When he was young Lobo swung on vines and hung around a cave, the long-haired, loin-clothed poster child of a sensational Stone Age tribe supposedly lost in the time warp of a remote Philippines rainforest.
Now with the western scholars, journalists and celebrities a distant memory, Lobo Bilangan wears faded tracksuits, chainsmokes, and eats canned sardines — one of hundreds of poor farmers slashing and burning their way through the forest.
"We were denounced as a hoax," said Lobo, a thin man with a receding hairline who grows maize on the cleared land to feed his three wives and 10 children.
"But as far as I am concerned, I am a real Tasaday," said the one-time National Geographic Magazine cover boy, speaking through an interpreter.
Gone was the strange tongue of the band of 26 people who, it was said, lived in caves and used bamboo and stone tools. Instead he is fluent in Manobo, spoken by one of several highland minorities of Mindanao Island.
President Ferdinand Marcos declared a 19 000-hectare reservation around the caves soon after his friend Manuel Elizalde told the world in June 1971 about a gentle tribe that spoke a dialect lacking the words "war", "weapon" or "enemy".
Critics say Marcos and Elizalde — later made head of a government agency that protected the interests of cultural minorities — had bribed some locals to pose as Stone Age men.
"The so-called Tasaday were in fact Ubo," said Salvador Ramos, a politician and journalist in the nearby town of T'boli who had had extensive contact with the group.

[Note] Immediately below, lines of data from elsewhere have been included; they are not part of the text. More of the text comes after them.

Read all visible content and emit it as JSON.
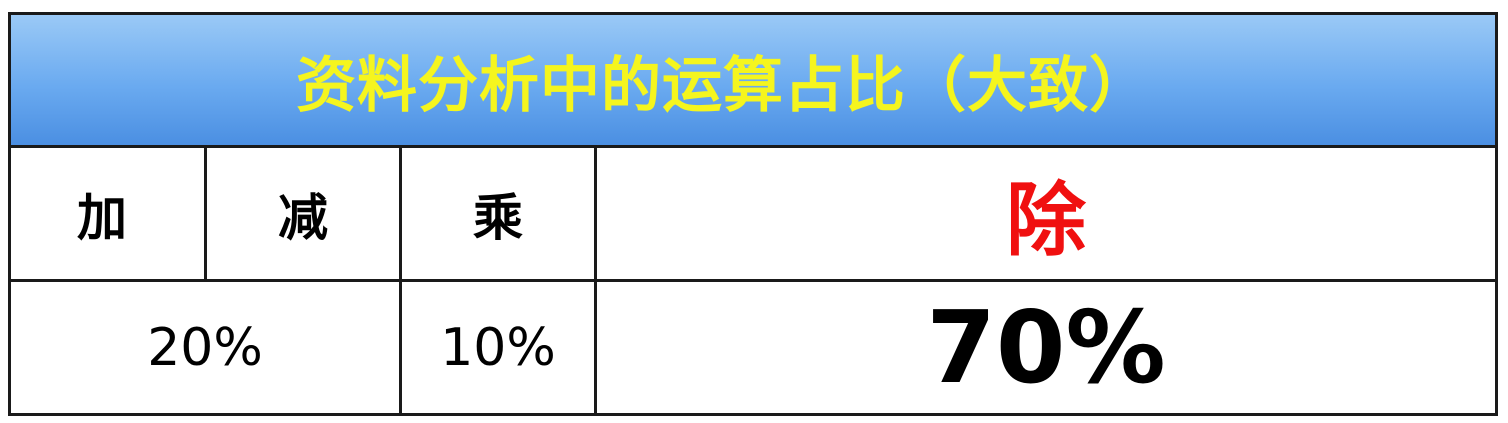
{
  "header": {
    "title": "资料分析中的运算占比（大致）"
  },
  "operations": {
    "add": "加",
    "subtract": "减",
    "multiply": "乘",
    "divide": "除"
  },
  "shares": {
    "add_subtract": "20%",
    "multiply": "10%",
    "divide": "70%"
  },
  "colors": {
    "header_bg": "#6aaaf0",
    "title_text": "#f5f51e",
    "divide_text": "#f01010"
  }
}
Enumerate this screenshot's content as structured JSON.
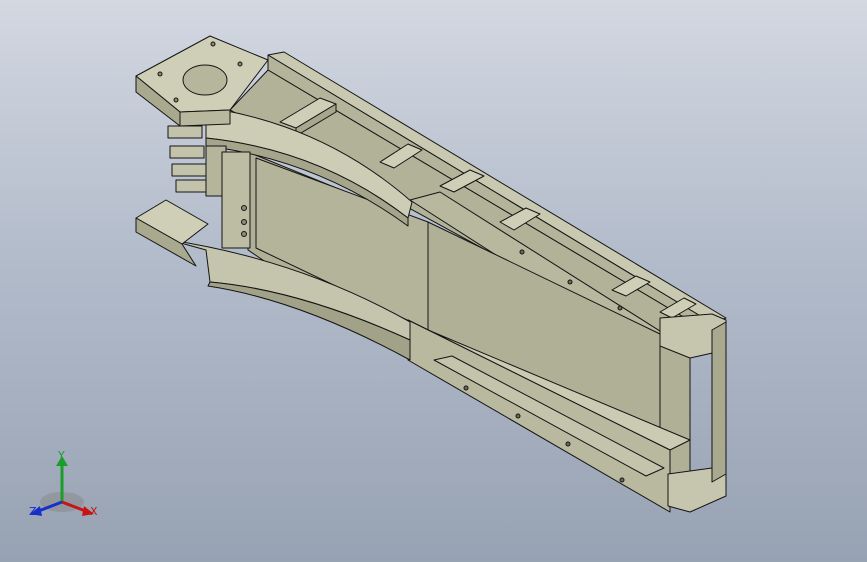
{
  "viewport": {
    "background_top": "#d3d8e1",
    "background_bottom": "#97a2b3"
  },
  "model": {
    "part_color": "#c8c8b0",
    "part_shade": "#aeae94",
    "part_dark": "#8c8c74",
    "edge_color": "#141414"
  },
  "triad": {
    "x_label": "X",
    "y_label": "Y",
    "z_label": "Z",
    "x_color": "#c81414",
    "y_color": "#1a9e2a",
    "z_color": "#1830c8"
  }
}
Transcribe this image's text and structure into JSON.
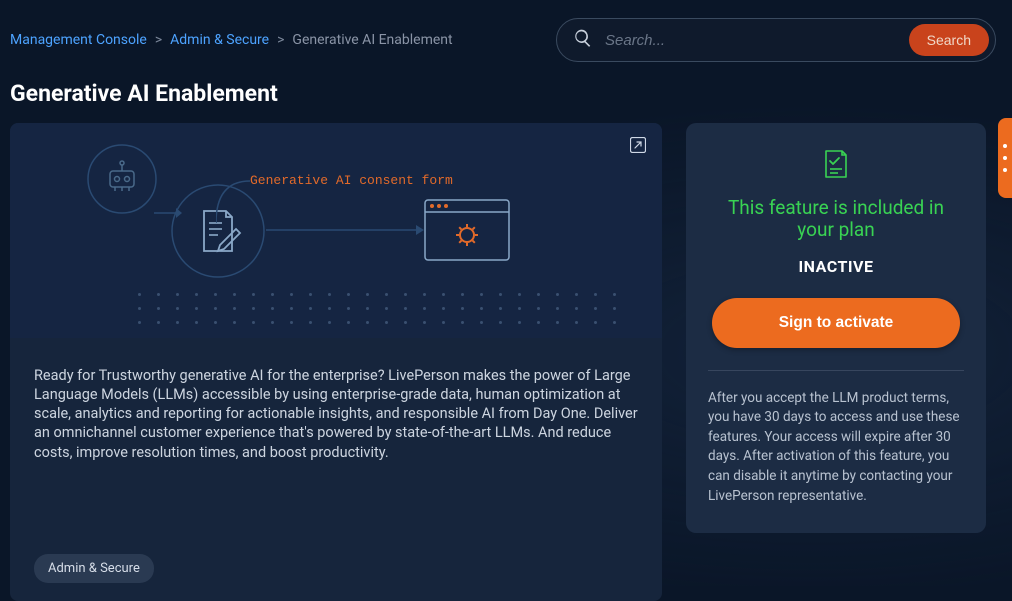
{
  "breadcrumb": {
    "root": "Management Console",
    "section": "Admin & Secure",
    "current": "Generative AI Enablement"
  },
  "search": {
    "placeholder": "Search...",
    "button": "Search"
  },
  "page": {
    "title": "Generative AI Enablement"
  },
  "illustration": {
    "label": "Generative AI consent form"
  },
  "main": {
    "description": "Ready for Trustworthy generative AI for the enterprise? LivePerson makes the power of Large Language Models (LLMs) accessible by using enterprise-grade data, human optimization at scale, analytics and reporting for actionable insights, and responsible AI from Day One. Deliver an omnichannel customer experience that's powered by state-of-the-art LLMs. And reduce costs, improve resolution times, and boost productivity.",
    "tag": "Admin & Secure"
  },
  "side": {
    "plan_line": "This feature is included in your plan",
    "status": "INACTIVE",
    "activate": "Sign to activate",
    "terms": "After you accept the LLM product terms, you have 30 days to access and use these features. Your access will expire after 30 days. After activation of this feature, you can disable it anytime by contacting your LivePerson representative."
  },
  "colors": {
    "accent": "#ec6b1f",
    "success": "#39d353",
    "link": "#4da3ff"
  }
}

Foreign and Filipino experts visiting the caves after Marcos and Elizalde fled the country in the 1980s found them abandoned, the people having moved to nearby villages and conventional homes.
Anthropologists came away convinced that the Tasaday were made up by Elizalde, who died shortly after his return to the Philippines in the late 1990s.
There were allegations that Elizalde had created the story to support his political ambitions and raise money using the cultural minorities as a front.
But Maman Udelan, whose mother Dul was portrayed as a near-naked cavewoman, still insists his parents did not farm and ate only what they could forage in wild fruits, yams and palm pith.
"They did not know there were other people in Blit," said Maman, now dressed in a polyester shirt and basketball shorts and equipped with a machete, referring to the settled communities on the other side of the mountain.
Mafalo Dudim, hired by Elizalde as a "translator" at the time, said that though he did not speak the "Tasaday" tongue, "there are slight similarities with the Manobo dialect".
Mafalo said he helped build a helicopter pad near the caves, using wooden planks lashed across the cropped crown of a large tree. Elizalde carefully screened visitors who descended into the forest floor on ladders.